Men with naturally elevated endogenous testosterone (>800 ng/dL) do not experience clinically significant adverse effects:

• In a National Health and Nutrition Examination Survey analysis of 3,673 men, only 4% had testosterone >800 ng/dL 7
• Men with elevated testosterone had similar rates of sleep disorders, urinary symptoms, and depression compared to men with normal testosterone (300-800 ng/dL) 7
• While men with elevated testosterone had higher hematocrit (βi 1.30,95% CI 0.69-1.90), AST, and ALT, these differences were not clinically significant 7

Critical Distinction: Endogenous vs. Exogenous Testosterone

The risks associated with testosterone therapy (exogenous administration) differ from naturally elevated endogenous levels:

• Erythrocytosis occurs in 3-18% with transdermal testosterone therapy and up to 44% with intramuscular injections, but this is a dose-dependent effect of exogenous administration 1, 2, 8
• The FDA mandated labeling changes in 2015 warning of possible increased cardiovascular risk with testosterone preparations, particularly in patients with existing cardiovascular disease 9
• Testosterone therapy requires monitoring for hematocrit elevation, fluid retention in heart failure patients, and prostate changes—but these are concerns for therapeutic administration, not naturally high levels 1, 4

Clinical Bottom Line

High endogenous testosterone is not pathologic and does not require intervention. The evidence challenges the assumption that elevated testosterone worsens disease severity.
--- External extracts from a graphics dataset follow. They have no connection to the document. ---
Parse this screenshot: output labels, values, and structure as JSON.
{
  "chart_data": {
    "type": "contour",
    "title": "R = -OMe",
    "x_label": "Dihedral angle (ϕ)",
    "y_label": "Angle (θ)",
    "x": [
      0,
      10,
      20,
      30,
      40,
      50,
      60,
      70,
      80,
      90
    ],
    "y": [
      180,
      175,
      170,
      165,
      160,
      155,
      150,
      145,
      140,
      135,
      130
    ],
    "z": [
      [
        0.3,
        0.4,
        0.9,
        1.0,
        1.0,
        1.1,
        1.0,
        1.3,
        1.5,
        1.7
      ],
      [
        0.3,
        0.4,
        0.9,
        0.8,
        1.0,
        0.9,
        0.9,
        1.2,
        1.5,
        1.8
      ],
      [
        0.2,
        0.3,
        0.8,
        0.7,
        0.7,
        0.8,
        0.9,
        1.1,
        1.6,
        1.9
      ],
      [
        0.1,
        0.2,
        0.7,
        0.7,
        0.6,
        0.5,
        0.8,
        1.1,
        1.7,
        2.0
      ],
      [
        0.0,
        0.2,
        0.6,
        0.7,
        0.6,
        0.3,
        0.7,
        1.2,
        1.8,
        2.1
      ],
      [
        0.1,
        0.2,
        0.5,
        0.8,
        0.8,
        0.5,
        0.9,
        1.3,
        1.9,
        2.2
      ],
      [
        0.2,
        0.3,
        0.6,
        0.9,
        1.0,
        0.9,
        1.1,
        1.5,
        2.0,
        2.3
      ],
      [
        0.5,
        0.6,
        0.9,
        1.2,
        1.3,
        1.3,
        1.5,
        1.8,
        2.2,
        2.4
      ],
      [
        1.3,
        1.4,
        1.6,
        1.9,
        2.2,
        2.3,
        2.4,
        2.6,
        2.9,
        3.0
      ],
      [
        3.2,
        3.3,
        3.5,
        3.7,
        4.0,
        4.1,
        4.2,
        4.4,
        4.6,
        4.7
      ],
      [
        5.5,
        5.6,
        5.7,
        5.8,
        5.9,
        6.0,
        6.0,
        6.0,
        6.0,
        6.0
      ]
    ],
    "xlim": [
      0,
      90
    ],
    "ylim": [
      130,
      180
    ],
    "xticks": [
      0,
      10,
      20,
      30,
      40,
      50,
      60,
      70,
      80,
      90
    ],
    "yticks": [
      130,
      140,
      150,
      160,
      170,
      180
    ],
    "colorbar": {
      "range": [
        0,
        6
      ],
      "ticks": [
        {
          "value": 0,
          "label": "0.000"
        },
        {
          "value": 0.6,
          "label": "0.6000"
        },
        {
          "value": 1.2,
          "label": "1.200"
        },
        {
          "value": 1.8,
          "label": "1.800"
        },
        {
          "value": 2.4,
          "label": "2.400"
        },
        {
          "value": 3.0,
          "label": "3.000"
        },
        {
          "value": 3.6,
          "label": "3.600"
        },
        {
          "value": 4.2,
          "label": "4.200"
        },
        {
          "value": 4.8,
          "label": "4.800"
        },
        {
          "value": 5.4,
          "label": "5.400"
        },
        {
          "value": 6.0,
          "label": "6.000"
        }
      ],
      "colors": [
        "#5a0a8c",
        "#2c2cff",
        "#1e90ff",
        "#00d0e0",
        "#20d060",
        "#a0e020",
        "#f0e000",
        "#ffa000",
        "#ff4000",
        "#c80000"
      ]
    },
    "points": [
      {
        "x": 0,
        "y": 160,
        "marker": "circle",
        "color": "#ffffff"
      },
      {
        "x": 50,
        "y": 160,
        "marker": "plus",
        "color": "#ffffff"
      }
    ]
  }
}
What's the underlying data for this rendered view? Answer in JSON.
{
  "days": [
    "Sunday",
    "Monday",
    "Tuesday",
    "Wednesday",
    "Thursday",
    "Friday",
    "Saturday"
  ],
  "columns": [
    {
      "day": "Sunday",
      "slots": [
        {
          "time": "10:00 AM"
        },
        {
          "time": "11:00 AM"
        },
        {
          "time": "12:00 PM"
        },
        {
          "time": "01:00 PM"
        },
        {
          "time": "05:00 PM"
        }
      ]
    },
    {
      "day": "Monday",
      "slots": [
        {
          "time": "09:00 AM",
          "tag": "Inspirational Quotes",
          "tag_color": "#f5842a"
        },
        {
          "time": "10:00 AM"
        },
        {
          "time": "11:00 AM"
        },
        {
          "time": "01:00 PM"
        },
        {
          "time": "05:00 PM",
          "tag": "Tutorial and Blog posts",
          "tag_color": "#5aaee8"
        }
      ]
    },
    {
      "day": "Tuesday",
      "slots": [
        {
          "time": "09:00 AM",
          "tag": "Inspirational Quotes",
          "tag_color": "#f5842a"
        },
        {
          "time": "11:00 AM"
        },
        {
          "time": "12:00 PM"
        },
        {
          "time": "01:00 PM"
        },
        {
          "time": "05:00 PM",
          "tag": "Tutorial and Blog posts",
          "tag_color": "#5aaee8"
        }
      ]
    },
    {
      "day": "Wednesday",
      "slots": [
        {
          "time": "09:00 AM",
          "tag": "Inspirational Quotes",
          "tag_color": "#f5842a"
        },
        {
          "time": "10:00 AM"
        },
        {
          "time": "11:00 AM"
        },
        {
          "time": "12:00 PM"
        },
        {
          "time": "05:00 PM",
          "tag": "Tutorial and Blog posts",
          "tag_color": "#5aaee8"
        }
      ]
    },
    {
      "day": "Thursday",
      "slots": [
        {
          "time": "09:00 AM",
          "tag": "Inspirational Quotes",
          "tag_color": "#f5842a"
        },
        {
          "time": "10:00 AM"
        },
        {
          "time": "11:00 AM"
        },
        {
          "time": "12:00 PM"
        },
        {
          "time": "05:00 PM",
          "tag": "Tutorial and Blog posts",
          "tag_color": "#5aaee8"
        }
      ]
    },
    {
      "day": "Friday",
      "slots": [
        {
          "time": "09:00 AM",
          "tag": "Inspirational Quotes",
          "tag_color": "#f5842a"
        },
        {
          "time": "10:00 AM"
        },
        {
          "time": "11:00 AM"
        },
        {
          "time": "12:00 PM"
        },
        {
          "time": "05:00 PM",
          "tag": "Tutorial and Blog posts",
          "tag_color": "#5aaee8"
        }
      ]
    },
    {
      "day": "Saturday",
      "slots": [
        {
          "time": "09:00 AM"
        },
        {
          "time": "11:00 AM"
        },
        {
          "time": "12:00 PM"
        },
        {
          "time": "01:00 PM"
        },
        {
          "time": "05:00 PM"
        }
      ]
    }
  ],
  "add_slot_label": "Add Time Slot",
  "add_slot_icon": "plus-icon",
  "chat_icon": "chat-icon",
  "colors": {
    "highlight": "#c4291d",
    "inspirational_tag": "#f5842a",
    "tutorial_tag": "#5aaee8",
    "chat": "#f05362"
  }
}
In fact, low testosterone—not high testosterone—is consistently associated with worse cardiovascular outcomes, more severe COVID-19, and higher mortality. The risks discussed in testosterone therapy guidelines apply to exogenous supplementation, particularly at supraphysiologic doses or with injectable formulations that cause erythrocytosis, not to men with naturally elevated testosterone levels 1, 7.